During the Mattachine Society's convention held at the building, according to Graves' report, "Bernice Engle, a research associate at the University of California's Langley Porter Clinic, spoke at the convention awards banquet about the 'Sexual deviation Research Project' she and Dr. Karl Bowman were conducting for the State of California." And Graves noted, an award was given to the Institute for Sex Research (later known as the Kinsey Institute), founded in 1947 at Indiana University and known for its groundbreaking studies into human sexuality.
"For one weekend, 1830 Sutter Street was part of a national network of LGBTQ people and allies working to expand understanding of sexuality and gender expression," wrote Graves.

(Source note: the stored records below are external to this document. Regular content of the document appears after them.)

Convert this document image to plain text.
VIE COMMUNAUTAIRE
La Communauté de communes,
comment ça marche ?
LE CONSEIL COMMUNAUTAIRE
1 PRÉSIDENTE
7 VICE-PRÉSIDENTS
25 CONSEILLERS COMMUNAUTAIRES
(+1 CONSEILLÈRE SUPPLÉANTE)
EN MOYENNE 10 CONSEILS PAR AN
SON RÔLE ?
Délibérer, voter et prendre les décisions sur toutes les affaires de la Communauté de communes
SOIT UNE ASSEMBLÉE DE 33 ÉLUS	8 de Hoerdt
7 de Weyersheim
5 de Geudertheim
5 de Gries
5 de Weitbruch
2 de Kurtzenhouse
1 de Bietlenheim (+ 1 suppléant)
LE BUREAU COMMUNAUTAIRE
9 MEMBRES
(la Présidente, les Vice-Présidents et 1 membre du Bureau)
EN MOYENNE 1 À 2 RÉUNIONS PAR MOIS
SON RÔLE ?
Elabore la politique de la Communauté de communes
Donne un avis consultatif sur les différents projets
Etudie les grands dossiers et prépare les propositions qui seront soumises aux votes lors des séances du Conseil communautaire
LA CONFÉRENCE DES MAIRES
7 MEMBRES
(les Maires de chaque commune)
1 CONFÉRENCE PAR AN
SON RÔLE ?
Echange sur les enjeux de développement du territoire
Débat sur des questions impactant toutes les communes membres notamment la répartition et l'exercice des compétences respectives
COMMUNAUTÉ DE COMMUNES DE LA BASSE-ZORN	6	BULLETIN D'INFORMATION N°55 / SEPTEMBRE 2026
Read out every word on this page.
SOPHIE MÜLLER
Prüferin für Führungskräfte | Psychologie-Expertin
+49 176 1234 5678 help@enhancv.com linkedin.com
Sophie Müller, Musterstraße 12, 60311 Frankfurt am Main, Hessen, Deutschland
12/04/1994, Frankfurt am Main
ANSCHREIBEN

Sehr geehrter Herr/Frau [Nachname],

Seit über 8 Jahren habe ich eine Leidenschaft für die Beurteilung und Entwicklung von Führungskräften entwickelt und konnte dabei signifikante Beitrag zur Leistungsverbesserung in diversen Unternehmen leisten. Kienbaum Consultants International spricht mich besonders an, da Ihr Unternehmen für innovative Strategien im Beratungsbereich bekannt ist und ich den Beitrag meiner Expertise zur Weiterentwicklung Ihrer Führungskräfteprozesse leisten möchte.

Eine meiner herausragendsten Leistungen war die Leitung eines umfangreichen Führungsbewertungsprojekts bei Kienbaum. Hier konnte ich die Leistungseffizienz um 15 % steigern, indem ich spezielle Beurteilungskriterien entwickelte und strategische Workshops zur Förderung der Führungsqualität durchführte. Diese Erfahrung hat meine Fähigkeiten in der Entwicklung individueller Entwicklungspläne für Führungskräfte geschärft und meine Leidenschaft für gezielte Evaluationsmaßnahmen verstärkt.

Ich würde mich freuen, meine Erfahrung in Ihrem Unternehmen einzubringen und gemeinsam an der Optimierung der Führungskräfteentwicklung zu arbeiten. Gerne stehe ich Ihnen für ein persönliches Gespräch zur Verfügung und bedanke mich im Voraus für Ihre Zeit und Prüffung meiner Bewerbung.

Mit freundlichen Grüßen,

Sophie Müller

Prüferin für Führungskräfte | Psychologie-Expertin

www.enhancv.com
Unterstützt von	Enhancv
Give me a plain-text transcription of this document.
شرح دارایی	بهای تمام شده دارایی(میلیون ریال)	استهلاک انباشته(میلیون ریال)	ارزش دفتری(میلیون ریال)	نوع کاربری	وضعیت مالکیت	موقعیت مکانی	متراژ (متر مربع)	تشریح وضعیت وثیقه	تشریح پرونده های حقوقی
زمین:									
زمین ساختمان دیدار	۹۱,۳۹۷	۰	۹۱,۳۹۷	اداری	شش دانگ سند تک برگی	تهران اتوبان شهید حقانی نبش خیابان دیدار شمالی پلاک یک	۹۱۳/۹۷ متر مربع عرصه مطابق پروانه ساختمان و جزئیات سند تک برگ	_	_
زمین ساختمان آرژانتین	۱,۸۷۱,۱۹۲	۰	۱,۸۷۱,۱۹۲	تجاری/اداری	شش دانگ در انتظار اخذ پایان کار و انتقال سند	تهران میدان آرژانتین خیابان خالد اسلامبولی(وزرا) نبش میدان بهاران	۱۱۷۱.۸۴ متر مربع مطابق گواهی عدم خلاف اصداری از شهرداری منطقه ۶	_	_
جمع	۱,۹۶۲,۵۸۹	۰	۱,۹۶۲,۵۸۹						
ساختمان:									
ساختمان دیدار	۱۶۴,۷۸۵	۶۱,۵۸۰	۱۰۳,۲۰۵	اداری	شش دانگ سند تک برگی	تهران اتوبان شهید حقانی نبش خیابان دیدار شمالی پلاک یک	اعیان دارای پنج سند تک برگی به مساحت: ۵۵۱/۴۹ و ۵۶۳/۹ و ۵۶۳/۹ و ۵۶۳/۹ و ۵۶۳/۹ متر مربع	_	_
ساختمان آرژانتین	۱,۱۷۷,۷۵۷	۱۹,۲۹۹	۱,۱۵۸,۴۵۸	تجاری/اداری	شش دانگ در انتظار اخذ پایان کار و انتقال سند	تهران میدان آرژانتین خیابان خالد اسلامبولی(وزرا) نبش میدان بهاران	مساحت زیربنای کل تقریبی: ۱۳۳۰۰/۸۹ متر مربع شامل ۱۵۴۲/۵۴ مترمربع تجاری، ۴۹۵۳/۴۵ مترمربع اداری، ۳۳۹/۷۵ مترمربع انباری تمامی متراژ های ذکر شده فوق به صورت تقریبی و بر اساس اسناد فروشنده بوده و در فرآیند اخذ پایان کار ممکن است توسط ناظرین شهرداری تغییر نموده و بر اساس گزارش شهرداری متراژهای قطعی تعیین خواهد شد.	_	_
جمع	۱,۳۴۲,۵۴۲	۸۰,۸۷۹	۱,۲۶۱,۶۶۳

According to a history of the Japanese bilingual child care provider posted to its website, when it bought the historic building in March 2002, amid a settlement of a lawsuit the community had filed in an effort to save the building after the local YWCA had put it up for sale, it agreed as part of the purchase agreement it had a "responsibility to protect and promote the historic legacy of its Issei (first generation) women founders."
Listing the property on the National Register will "promote the building's unique history and cultural significance," Nihonmachi Executive Director Cathy Inamasu told San Francisco's historic preservation oversight body last month.